Hector would like to thank his husband Donald for the loving support he was given during the writing of this book and the snacks his sister Serena sends all the time. He would also like to dedicate this book to his relatives who have passed. A big thank you goes to the Google reviewers Ed Chi, Courtney Hohne, Sally Goldman, Richa Nigam, Mingliang Jiang, Anselm Levskaya. Thanks to Bryan Hughes for reviewing the Wikipedia code.

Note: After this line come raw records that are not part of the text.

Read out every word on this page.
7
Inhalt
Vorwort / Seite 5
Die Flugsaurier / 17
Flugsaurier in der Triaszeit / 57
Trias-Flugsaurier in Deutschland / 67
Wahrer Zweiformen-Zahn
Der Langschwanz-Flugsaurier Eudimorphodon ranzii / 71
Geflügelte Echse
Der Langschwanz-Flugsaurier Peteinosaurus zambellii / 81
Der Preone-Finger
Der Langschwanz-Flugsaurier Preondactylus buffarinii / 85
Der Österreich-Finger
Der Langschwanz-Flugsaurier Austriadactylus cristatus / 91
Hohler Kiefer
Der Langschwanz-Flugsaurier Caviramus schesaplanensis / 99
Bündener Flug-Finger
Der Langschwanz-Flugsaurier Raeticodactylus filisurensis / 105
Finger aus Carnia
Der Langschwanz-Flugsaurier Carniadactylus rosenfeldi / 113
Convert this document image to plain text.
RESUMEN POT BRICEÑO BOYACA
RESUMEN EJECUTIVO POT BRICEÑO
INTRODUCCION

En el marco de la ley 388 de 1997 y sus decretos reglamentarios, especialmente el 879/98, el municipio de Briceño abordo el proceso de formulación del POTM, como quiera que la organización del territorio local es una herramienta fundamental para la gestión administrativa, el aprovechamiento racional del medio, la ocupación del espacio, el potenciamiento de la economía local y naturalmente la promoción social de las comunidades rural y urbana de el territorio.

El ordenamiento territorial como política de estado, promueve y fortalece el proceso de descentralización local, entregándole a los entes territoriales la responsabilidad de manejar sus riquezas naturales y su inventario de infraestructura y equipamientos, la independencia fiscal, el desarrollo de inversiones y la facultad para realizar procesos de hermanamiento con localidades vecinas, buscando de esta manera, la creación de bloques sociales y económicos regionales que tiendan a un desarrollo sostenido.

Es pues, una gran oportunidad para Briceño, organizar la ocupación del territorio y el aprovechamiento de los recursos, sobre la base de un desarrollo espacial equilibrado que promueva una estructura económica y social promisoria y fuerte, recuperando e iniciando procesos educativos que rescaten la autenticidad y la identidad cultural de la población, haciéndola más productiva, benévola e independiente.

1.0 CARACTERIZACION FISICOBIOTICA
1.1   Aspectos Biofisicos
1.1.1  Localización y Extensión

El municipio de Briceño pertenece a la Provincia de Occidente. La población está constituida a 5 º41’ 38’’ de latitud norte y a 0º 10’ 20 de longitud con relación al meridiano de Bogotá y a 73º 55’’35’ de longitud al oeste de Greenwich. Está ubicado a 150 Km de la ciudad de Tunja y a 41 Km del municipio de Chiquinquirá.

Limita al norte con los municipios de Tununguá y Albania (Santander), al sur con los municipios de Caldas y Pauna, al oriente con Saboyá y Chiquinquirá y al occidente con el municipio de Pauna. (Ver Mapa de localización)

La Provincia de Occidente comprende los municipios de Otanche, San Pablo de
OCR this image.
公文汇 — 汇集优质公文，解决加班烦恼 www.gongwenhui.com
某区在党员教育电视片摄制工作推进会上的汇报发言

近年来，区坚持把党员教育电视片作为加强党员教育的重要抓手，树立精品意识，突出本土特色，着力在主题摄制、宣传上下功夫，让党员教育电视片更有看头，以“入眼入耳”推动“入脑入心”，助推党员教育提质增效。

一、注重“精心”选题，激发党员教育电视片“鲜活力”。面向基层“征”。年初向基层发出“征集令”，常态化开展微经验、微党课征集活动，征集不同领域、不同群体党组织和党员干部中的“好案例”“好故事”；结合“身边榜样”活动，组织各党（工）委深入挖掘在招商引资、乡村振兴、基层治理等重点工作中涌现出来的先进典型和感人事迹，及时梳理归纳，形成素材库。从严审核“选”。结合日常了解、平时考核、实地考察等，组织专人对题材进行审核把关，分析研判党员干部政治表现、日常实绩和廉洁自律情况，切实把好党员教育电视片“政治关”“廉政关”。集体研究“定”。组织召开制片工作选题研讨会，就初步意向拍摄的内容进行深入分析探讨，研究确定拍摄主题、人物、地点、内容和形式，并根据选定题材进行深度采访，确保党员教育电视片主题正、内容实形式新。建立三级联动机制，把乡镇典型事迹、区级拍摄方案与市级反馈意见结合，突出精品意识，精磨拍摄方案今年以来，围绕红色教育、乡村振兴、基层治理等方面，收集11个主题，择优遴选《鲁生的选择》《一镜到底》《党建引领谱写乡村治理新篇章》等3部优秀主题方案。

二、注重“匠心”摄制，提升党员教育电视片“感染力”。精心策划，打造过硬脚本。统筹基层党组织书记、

Bryan would like to thank his colleagues from Stitch Fix where he learned many of the key ideas in this book. In particular, Ian Horn’s patient guidance on transfer learning, Dr. Molly Davies’ mentorship on experimentation and effect estimates, Mark Weiss’ deep partnership on understanding the relationship between availability and recommendations, Dr. Reza Sohrabi’s introduction to transformers, Dr. Xi Chen’s encouragement on GNNs for Recs, and Dr. Leland McInnes for his careful advice on dimension reduction and approximate nearest neighbors. I benefit a lot from conversations with Dr. Natalia Gardiol, Dr. Daniel Fleischman, Dr. Andrew Ho, Jason Liu, Dr. Dan Marthaler, Dr. Chris Moody, Oz Raza, Dr. Anna Schneider, Ujjwal Sarin, Agnieszka Szefer, Dr. Daniel Tasse, Diyang Tang, Zach Winston, and others I’ve almost certainly forgotten. Outside of my incredible Stitch Fix colleagues I especially want to thank Dr. Eric Bunch, Dr. Lee Goerl, Dr. Will Chernoff, Leo Rosenberg, and Janu Verma for collaboration over the years. Dr. Brian Amadio as an excellent colleague and originally suggested that I write this book. Dr. Even Oldridge for encouraging me to actually try it. Eugene Yan and Karl Higley – neither of who I’ve met, but have been significantly inspired by. I’d like to thank Dr. Zhongzhu Lin and Dr. Alexander Rosenberg who both had formative impacts on his my career. Cianna Salvatora who assisted in early literature review, and Valentina Besprozvannykh who greatly assisted in reading very early draft notes and providing guidance.

Both authors thank Tobias Zwingmann, Ted Dunning, Vicki Boykis, Eric Schles, Shaked Zychlinski, and Will Kurt who spend much time giving careful technical feedback on book manuscripts; without which this book would have been incomprehensible. Rebecca Novack who harangued us into signing up for this project. And Jill Leonard who removed nearly 100 erroneous instance of the word utilize from the manuscript, in addition to an incredible amount of patient partnership on the book text.

1 Some may quibble that Apple has core recommendation systems at the heart of their company also. While it’s certainly true that the App Store forms a crucial strategic product for the company, we remain conservative in our 4 out of 5 assessment above and say that it’s not the companies primary revenue generating capability.